Barbara Romanansky, NBLT director of development, said supporting local farmers, growers, vintners, and brewmasters was consistent with the organization’s mission of conserving “scenic, natural and working landscapes that sustain us.”
“Without green spaces, there would be no farms,” she said.
Romanansky, addressing attendees, said many area farms were facing additional challenges because of recent flooding and encouraged them to shop locally.
Mike Weaver, a past president of the organization, was attending the event with his family as an opportunity to support the land trust and enjoy the beautiful surroundings of the golf course.
“I’ve always loved the outdoors as a skier, hiker, hunter, fly fisherman,” he said. “so being part of this organization was consistent with what I think is important.”
Caitlin Weaver, his wife, stressed that the goals of the NBLT benefit future generations.
“It’s a great to be able to preserve green spaces for our children and grandchildren,” she said. “We have five children, so that important.”
“Preservation of those spaces is so important,” said Mike Weaver, “What would New York City be without Central Park?”
“People don’t realize how important open areas are,” said Caitlin Weaver. “We have friends who bring a young girl to the area through the Fresh Air Fund program in the summer. She wouldn’t have the opportunity to see these green wide-open areas where she lives.”
Paul Lumia, executive director of the NBLT, said the event was a major fundraiser for the organization.
“It’s also a way to educate people about what we do,” he said. “The harvest theme emphasizes the concept of “from farm to table.”

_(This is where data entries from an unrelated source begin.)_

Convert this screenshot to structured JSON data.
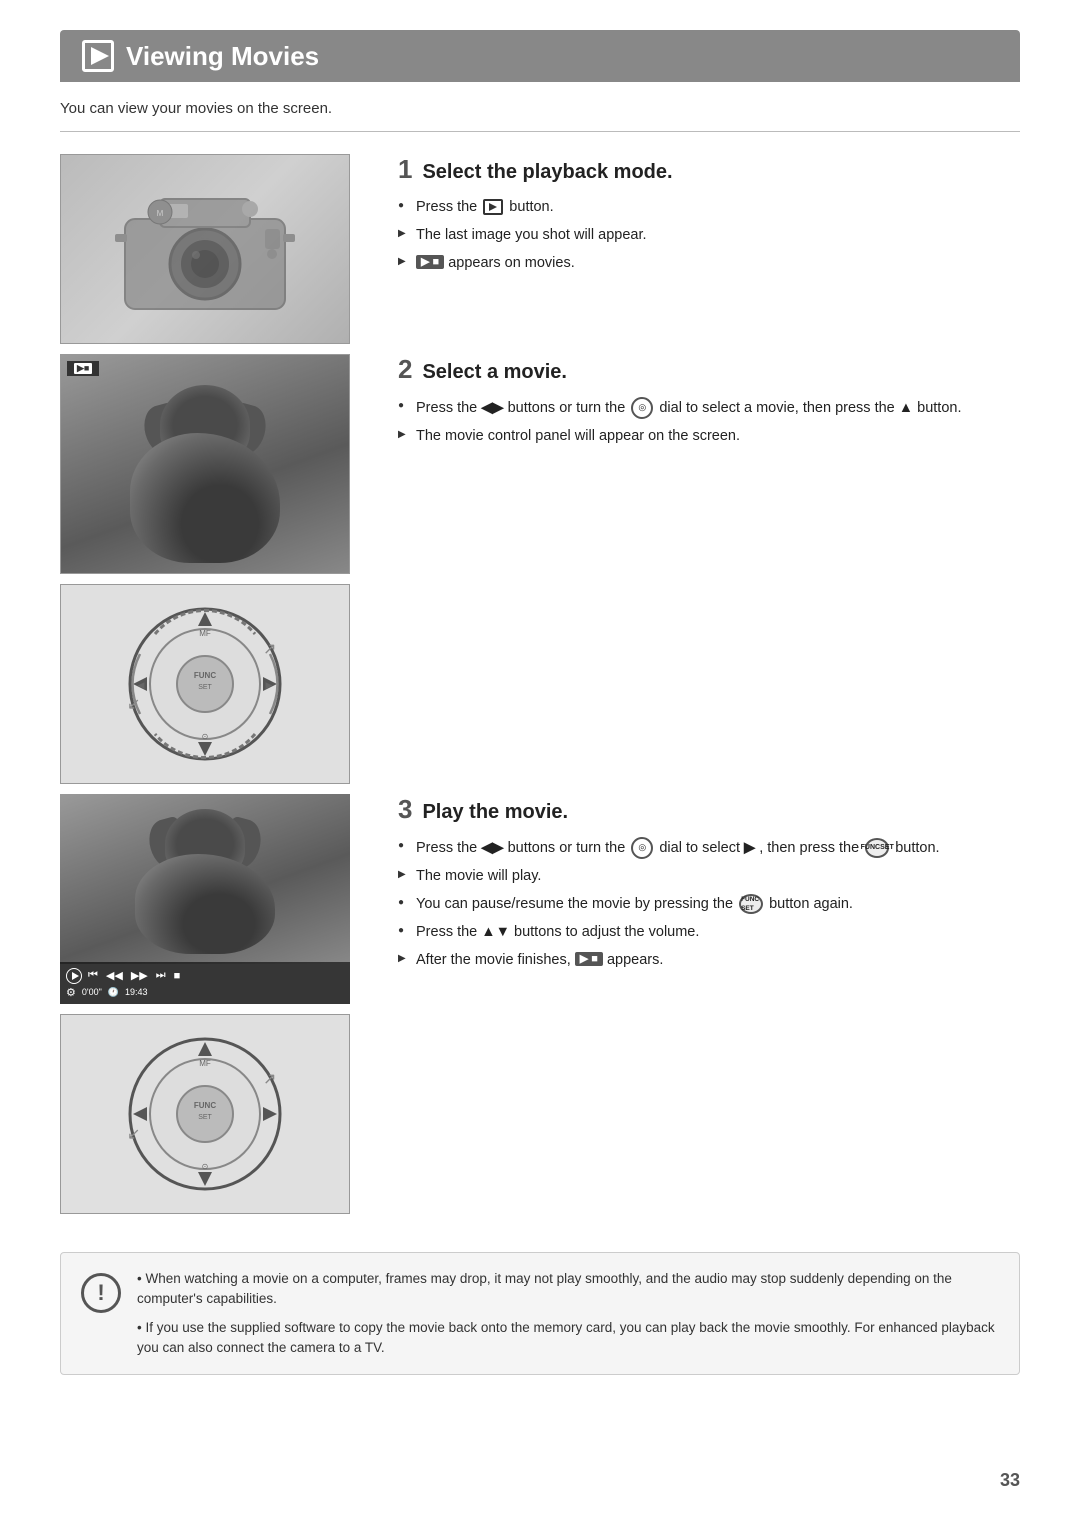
{
  "header": {
    "icon_label": "play-icon",
    "title": "Viewing Movies"
  },
  "subtitle": "You can view your movies on the screen.",
  "steps": [
    {
      "number": "1",
      "title": "Select the playback mode.",
      "bullets": [
        {
          "type": "circle",
          "text": "Press the ▶ button."
        },
        {
          "type": "arrow",
          "text": "The last image you shot will appear."
        },
        {
          "type": "arrow",
          "text": "🎬 appears on movies."
        }
      ]
    },
    {
      "number": "2",
      "title": "Select a movie.",
      "bullets": [
        {
          "type": "circle",
          "text": "Press the ◀▶ buttons or turn the ◎ dial to select a movie, then press the ▲ button."
        },
        {
          "type": "arrow",
          "text": "The movie control panel will appear on the screen."
        }
      ]
    },
    {
      "number": "3",
      "title": "Play the movie.",
      "bullets": [
        {
          "type": "circle",
          "text": "Press the ◀▶ buttons or turn the ◎ dial to select ▶ , then press the FUNC/SET button."
        },
        {
          "type": "arrow",
          "text": "The movie will play."
        },
        {
          "type": "circle",
          "text": "You can pause/resume the movie by pressing the FUNC/SET button again."
        },
        {
          "type": "circle",
          "text": "Press the ▲▼ buttons to adjust the volume."
        },
        {
          "type": "arrow",
          "text": "After the movie finishes, 🎬 appears."
        }
      ]
    }
  ],
  "note": {
    "icon": "!",
    "bullets": [
      "When watching a movie on a computer, frames may drop, it may not play smoothly, and the audio may stop suddenly depending on the computer's capabilities.",
      "If you use the supplied software to copy the movie back onto the memory card, you can play back the movie smoothly. For enhanced playback you can also connect the camera to a TV."
    ]
  },
  "page_number": "33",
  "movie_time": "0'00\"",
  "movie_clock": "19:43"
}
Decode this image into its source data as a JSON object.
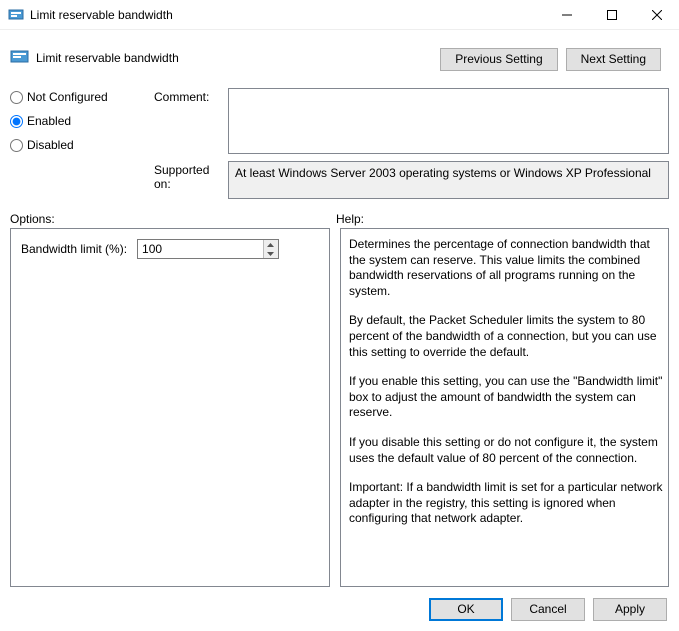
{
  "window": {
    "title": "Limit reservable bandwidth"
  },
  "header": {
    "policy_name": "Limit reservable bandwidth",
    "previous_label": "Previous Setting",
    "next_label": "Next Setting"
  },
  "config": {
    "radio_not_configured": "Not Configured",
    "radio_enabled": "Enabled",
    "radio_disabled": "Disabled",
    "selected": "enabled",
    "comment_label": "Comment:",
    "comment_value": "",
    "supported_label": "Supported on:",
    "supported_value": "At least Windows Server 2003 operating systems or Windows XP Professional"
  },
  "sections": {
    "options_label": "Options:",
    "help_label": "Help:"
  },
  "options": {
    "bandwidth_label": "Bandwidth limit (%):",
    "bandwidth_value": "100"
  },
  "help": {
    "p1": "Determines the percentage of connection bandwidth that the system can reserve. This value limits the combined bandwidth reservations of all programs running on the system.",
    "p2": "By default, the Packet Scheduler limits the system to 80 percent of the bandwidth of a connection, but you can use this setting to override the default.",
    "p3": "If you enable this setting, you can use the \"Bandwidth limit\" box to adjust the amount of bandwidth the system can reserve.",
    "p4": "If you disable this setting or do not configure it, the system uses the default value of 80 percent of the connection.",
    "p5": "Important: If a bandwidth limit is set for a particular network adapter in the registry, this setting is ignored when configuring that network adapter."
  },
  "footer": {
    "ok": "OK",
    "cancel": "Cancel",
    "apply": "Apply"
  }
}
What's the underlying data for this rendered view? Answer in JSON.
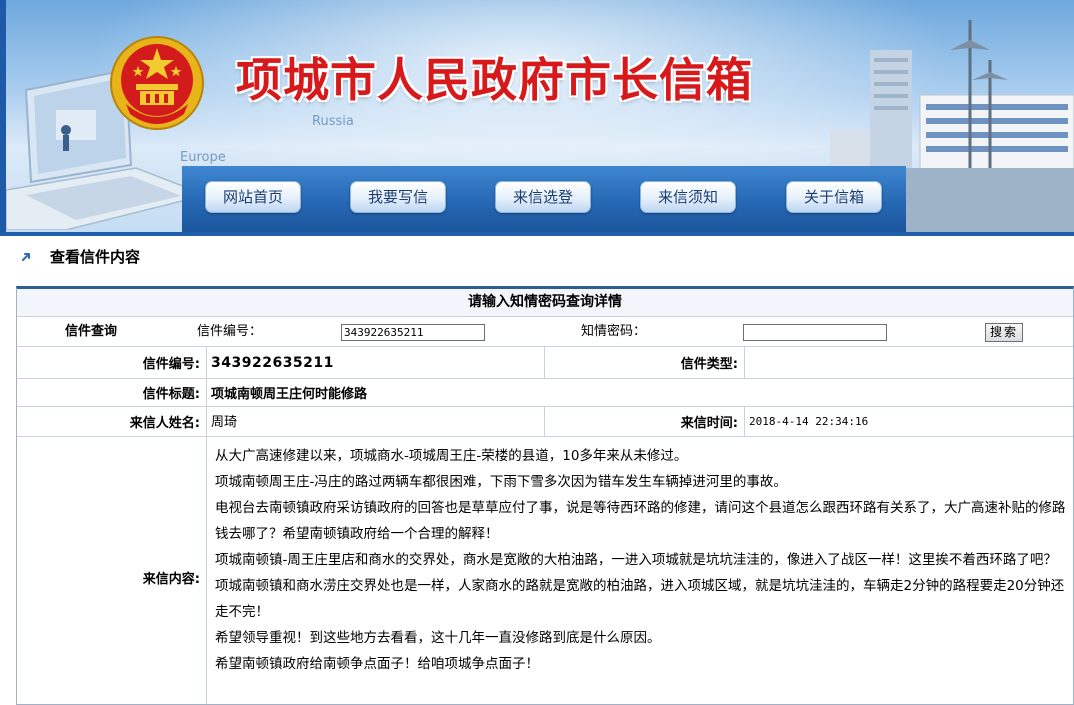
{
  "header": {
    "site_title": "项城市人民政府市长信箱",
    "map_labels": [
      "Russia",
      "Europe"
    ]
  },
  "nav": {
    "items": [
      "网站首页",
      "我要写信",
      "来信选登",
      "来信须知",
      "关于信箱"
    ]
  },
  "section": {
    "title": "查看信件内容"
  },
  "query": {
    "title": "请输入知情密码查询详情",
    "search_label": "信件查询",
    "letter_no_label": "信件编号：",
    "letter_no_value": "343922635211",
    "password_label": "知情密码：",
    "password_value": "",
    "search_button": "搜索"
  },
  "letter": {
    "no_label": "信件编号:",
    "no_value": "343922635211",
    "type_label": "信件类型:",
    "type_value": "",
    "subject_label": "信件标题:",
    "subject_value": "项城南顿周王庄何时能修路",
    "sender_label": "来信人姓名:",
    "sender_value": "周琦",
    "time_label": "来信时间:",
    "time_value": "2018-4-14 22:34:16",
    "content_label": "来信内容:",
    "content_paragraphs": [
      "从大广高速修建以来，项城商水-项城周王庄-荣楼的县道，10多年来从未修过。",
      "项城南顿周王庄-冯庄的路过两辆车都很困难，下雨下雪多次因为错车发生车辆掉进河里的事故。",
      "电视台去南顿镇政府采访镇政府的回答也是草草应付了事，说是等待西环路的修建，请问这个县道怎么跟西环路有关系了，大广高速补贴的修路钱去哪了？希望南顿镇政府给一个合理的解释！",
      "项城南顿镇-周王庄里店和商水的交界处，商水是宽敞的大柏油路，一进入项城就是坑坑洼洼的，像进入了战区一样！这里挨不着西环路了吧？",
      "项城南顿镇和商水涝庄交界处也是一样，人家商水的路就是宽敞的柏油路，进入项城区域，就是坑坑洼洼的，车辆走2分钟的路程要走20分钟还走不完！",
      "希望领导重视！到这些地方去看看，这十几年一直没修路到底是什么原因。",
      "希望南顿镇政府给南顿争点面子！给咱项城争点面子！"
    ]
  },
  "colors": {
    "title_red": "#d7191b",
    "nav_blue": "#2668b4",
    "nav_text": "#1a3d75"
  }
}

Lumia said the organization, founded in 1993, is based on a simple goal.
“We purchase or people donate development rights on land,” he said. “And we ensure conservation of those areas.”
Lumia said the organization has most recently purchased a tract of land in Bear Creek Township near Crystal Lake.
“The land and the lake will provide a nice block of land for recreation and appreciation of the outdoors,” he said.
Lumia said the nonprofit organization has about 850 active members.
“I would describe them as being a group of committed members of the community who are basically environmentally sensitive,” he said.
Looking out at an ornately decorated tented area which provided attendees a chance to enjoy a view of the outdoors during their meal, Caitlin Weaver said, “This is a great event. We look forward to it every year.”